Tell the user: "Opening Superlog signup in your browser — sign up, optionally connect GitHub, and copy your `superlog_live_…` key. Replace `SUPERLOG_TEST` in the env files / deploy targets above with it." Then auto-open:

- macOS: `open "https://superlog.sh/signup?from=skill"`
- Linux: `xdg-open "https://superlog.sh/signup?from=skill"`
- Windows: `start "" "https://superlog.sh/signup?from=skill"`

`?from=skill` tells the web app to skip its in-app install agent (you already did the work) and land the user on Settings with their key visible to copy.

If `open` / `xdg-open` isn't available or returns non-zero, just print the URL — don't fail the skill.

**Don't loop waiting for the user to paste the key back.** Once they swap `SUPERLOG_TEST` for the real key, telemetry starts flowing on its own at https://superlog.sh/dash.

### Suggest the Superlog MCP for next time

Before ending the skill, suggest installing the Superlog MCP server so the agent (Claude Code, Codex, Cursor, etc.) can query their telemetry directly the next time they're debugging — search logs, pull traces, check error rates from inside the chat without context-switching to the dashboard.

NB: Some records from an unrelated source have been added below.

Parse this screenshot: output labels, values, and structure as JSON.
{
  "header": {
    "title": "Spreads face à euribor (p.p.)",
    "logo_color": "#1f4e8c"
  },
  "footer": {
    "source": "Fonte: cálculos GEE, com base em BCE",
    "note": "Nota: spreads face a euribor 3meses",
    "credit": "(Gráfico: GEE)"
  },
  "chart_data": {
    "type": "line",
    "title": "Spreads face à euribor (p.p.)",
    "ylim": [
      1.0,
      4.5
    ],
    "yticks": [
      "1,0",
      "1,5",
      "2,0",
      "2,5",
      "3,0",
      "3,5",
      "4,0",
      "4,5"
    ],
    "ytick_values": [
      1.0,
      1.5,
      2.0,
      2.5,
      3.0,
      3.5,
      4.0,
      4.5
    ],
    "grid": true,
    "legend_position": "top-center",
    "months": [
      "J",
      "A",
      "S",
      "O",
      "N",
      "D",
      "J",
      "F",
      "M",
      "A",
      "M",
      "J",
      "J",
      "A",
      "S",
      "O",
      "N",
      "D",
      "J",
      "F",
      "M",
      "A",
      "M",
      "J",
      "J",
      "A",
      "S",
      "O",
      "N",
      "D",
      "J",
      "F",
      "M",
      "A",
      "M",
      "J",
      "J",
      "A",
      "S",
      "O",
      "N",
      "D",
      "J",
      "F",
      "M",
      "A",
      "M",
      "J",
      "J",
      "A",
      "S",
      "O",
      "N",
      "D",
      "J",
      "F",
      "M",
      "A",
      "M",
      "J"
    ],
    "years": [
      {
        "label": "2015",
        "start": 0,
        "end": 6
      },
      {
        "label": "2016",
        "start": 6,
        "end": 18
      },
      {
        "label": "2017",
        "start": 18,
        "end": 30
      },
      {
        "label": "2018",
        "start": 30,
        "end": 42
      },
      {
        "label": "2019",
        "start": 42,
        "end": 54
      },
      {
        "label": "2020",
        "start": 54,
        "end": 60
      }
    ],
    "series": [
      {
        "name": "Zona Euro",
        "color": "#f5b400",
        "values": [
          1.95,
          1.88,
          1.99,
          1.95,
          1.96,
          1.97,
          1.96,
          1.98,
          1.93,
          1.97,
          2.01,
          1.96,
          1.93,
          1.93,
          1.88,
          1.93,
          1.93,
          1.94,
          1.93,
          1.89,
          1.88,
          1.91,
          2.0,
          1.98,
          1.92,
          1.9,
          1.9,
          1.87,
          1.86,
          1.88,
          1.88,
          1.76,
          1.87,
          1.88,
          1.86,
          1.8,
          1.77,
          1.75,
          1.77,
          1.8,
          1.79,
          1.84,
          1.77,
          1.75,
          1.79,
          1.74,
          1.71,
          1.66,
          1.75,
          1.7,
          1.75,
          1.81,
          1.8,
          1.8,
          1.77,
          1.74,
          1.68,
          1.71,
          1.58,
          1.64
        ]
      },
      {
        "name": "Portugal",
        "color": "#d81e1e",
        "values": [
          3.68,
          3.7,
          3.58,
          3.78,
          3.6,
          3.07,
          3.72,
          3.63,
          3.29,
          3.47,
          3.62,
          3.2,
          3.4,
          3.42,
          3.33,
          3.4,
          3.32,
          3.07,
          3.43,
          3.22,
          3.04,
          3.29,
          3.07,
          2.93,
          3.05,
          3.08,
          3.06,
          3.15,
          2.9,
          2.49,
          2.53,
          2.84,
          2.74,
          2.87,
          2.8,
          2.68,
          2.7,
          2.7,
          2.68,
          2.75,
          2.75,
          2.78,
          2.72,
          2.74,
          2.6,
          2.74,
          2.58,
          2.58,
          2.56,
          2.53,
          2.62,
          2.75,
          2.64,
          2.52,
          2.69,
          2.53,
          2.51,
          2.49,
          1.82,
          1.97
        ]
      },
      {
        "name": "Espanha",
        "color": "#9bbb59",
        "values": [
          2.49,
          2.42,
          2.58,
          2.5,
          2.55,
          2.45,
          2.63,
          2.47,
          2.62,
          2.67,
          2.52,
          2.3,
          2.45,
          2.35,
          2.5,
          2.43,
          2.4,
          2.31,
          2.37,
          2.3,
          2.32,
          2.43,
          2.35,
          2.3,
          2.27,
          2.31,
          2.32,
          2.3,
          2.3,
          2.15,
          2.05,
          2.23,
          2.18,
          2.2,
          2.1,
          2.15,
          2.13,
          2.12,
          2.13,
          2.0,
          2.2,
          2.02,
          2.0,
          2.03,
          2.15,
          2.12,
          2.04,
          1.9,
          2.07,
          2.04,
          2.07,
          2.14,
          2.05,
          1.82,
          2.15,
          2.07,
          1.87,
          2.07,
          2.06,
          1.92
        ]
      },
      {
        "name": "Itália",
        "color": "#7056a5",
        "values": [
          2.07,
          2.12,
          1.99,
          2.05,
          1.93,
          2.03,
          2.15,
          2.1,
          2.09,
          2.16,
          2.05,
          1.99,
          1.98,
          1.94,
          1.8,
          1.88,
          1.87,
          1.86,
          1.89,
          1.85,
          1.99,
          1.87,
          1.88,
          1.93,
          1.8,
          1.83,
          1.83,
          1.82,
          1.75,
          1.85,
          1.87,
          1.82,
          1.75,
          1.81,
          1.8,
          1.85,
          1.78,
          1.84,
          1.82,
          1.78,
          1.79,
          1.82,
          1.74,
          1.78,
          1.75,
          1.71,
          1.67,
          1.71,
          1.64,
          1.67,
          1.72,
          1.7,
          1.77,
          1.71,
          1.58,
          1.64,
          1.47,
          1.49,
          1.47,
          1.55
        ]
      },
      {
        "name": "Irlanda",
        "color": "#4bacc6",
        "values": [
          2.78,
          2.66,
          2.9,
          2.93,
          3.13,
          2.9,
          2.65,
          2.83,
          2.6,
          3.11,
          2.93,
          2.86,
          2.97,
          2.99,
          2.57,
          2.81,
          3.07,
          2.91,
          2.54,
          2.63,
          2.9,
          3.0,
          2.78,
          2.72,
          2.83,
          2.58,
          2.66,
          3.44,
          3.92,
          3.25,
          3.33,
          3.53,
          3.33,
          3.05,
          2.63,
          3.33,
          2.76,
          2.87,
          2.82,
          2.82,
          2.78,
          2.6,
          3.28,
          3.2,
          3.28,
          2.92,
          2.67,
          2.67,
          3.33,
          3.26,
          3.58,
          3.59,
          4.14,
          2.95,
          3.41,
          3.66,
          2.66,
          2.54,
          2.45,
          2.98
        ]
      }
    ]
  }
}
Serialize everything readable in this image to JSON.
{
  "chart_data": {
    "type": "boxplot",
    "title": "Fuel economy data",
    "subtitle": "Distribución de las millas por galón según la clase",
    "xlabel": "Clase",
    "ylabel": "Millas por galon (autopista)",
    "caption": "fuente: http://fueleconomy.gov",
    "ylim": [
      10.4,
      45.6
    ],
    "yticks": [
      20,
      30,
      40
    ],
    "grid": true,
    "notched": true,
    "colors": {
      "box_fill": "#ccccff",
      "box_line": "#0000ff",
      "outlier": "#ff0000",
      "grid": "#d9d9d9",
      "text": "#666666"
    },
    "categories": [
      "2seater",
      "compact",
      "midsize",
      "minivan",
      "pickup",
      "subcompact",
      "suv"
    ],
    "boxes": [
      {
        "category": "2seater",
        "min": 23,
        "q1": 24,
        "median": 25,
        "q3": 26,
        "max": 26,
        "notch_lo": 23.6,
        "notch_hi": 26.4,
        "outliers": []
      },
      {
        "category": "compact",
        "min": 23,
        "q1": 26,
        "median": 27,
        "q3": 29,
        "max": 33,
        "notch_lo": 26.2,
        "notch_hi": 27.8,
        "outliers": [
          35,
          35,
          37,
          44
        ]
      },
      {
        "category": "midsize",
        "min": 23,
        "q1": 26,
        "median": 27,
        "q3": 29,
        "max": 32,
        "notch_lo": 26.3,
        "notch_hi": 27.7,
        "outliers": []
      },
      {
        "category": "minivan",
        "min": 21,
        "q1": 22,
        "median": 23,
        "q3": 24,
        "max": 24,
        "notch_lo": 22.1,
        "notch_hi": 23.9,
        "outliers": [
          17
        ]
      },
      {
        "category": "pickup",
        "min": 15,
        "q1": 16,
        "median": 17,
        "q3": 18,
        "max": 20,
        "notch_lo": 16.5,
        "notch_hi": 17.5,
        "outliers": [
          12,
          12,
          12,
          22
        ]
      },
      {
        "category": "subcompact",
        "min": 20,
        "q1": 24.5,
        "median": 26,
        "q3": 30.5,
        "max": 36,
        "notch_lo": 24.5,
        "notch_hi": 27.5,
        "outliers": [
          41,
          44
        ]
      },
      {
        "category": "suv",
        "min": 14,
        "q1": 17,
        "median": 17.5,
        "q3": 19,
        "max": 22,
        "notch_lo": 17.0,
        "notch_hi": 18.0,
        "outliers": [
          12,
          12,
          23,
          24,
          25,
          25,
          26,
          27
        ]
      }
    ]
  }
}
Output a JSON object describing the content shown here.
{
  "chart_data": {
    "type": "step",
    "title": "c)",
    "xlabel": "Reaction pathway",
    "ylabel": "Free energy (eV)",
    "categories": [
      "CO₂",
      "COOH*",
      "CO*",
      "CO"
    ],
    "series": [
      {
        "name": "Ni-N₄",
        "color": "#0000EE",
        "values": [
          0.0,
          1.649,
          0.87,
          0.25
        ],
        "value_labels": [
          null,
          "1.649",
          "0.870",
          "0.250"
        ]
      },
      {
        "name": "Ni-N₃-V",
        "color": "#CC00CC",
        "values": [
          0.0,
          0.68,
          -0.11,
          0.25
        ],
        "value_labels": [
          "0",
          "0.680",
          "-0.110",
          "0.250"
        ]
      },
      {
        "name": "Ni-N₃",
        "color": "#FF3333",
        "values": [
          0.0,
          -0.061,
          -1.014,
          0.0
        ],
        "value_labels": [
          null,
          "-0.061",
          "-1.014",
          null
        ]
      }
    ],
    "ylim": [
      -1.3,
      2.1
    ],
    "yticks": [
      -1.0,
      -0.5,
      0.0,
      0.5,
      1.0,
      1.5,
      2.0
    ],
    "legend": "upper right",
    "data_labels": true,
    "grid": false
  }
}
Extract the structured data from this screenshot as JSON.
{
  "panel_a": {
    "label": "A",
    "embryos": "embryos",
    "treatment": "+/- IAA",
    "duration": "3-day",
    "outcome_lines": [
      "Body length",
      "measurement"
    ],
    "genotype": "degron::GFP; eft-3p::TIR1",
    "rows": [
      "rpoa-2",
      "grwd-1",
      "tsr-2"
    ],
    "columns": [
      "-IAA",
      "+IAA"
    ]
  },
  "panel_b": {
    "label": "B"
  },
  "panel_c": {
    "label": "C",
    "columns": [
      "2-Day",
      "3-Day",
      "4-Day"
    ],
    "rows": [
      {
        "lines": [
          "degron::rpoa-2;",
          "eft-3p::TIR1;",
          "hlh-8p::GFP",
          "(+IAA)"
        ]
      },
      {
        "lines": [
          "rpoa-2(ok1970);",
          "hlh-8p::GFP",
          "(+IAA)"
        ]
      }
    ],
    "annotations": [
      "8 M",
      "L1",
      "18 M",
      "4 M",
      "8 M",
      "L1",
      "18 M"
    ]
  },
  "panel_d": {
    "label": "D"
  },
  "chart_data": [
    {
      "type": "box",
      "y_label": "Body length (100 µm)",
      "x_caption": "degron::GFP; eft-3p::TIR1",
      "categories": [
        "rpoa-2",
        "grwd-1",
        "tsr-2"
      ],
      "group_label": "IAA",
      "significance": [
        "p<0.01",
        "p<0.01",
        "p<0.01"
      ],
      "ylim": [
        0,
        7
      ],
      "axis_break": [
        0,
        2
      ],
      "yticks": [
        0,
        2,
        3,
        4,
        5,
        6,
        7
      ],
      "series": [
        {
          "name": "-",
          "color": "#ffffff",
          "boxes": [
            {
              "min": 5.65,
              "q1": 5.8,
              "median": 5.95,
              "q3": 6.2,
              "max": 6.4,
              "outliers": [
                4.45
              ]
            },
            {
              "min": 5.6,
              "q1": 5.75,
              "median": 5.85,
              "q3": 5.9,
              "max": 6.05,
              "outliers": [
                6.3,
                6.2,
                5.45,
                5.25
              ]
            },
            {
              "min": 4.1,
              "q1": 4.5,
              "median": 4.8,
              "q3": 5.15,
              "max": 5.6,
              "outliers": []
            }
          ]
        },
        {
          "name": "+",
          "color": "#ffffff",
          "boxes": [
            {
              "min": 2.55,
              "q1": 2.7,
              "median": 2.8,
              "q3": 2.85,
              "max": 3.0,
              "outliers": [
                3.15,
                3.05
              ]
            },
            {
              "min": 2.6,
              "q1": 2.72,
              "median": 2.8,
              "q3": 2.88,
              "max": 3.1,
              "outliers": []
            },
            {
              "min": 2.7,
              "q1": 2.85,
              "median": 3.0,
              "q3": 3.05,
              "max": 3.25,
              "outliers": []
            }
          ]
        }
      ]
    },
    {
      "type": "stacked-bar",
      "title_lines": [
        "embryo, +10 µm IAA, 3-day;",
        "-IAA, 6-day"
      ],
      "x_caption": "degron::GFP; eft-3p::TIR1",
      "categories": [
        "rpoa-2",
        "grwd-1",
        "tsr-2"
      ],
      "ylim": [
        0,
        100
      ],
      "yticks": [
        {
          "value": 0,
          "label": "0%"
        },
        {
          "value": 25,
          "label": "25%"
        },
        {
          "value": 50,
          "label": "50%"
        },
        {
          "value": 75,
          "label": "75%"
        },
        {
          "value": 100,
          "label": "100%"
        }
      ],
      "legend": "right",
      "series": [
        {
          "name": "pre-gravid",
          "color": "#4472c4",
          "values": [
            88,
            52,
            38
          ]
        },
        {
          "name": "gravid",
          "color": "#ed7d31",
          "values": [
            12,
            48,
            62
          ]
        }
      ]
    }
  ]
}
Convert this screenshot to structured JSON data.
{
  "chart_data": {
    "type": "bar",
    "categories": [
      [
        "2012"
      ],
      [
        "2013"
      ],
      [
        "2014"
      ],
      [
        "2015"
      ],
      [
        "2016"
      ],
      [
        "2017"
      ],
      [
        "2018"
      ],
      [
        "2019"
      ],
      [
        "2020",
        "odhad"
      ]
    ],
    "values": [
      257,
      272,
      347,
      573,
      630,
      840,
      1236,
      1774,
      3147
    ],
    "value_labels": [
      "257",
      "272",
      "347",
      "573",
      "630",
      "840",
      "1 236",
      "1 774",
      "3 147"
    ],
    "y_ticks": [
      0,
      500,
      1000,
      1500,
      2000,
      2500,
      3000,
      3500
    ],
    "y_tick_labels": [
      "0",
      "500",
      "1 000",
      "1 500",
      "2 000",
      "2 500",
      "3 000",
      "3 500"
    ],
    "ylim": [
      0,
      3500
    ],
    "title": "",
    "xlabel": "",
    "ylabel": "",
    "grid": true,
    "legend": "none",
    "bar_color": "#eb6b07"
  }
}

For Claude Code (which is what the user is running this skill in, by far the most likely case):

```
claude mcp add --transport http superlog https://api.superlog.sh/mcp
```

Mention but don't run the equivalents for other agents in case they use more than one:

- Codex: `codex mcp add superlog --url https://api.superlog.sh/mcp && codex mcp login superlog`
- Cursor / others: copy the `mcpServers` snippet from https://superlog.sh/dash → Connect.

Frame this as a suggestion, not a step you execute. The user has to opt in to MCP servers and may not want one yet.

## Hard rules

- Never modify files outside the project root.
- Never commit, push, or open PRs.
- Never embed the ingest key as a literal in source — env files only.
- Never remove an existing observability vendor unless the user asks for it.
- Use the project's existing package manager and existing logger.
- Prefer native OTel packages for the language; don't reinvent telemetry plumbing the SDK already provides.
- If the dev/build command errors out *because of* your instrumentation, that's a failure — fix it or report it, don't paper over it.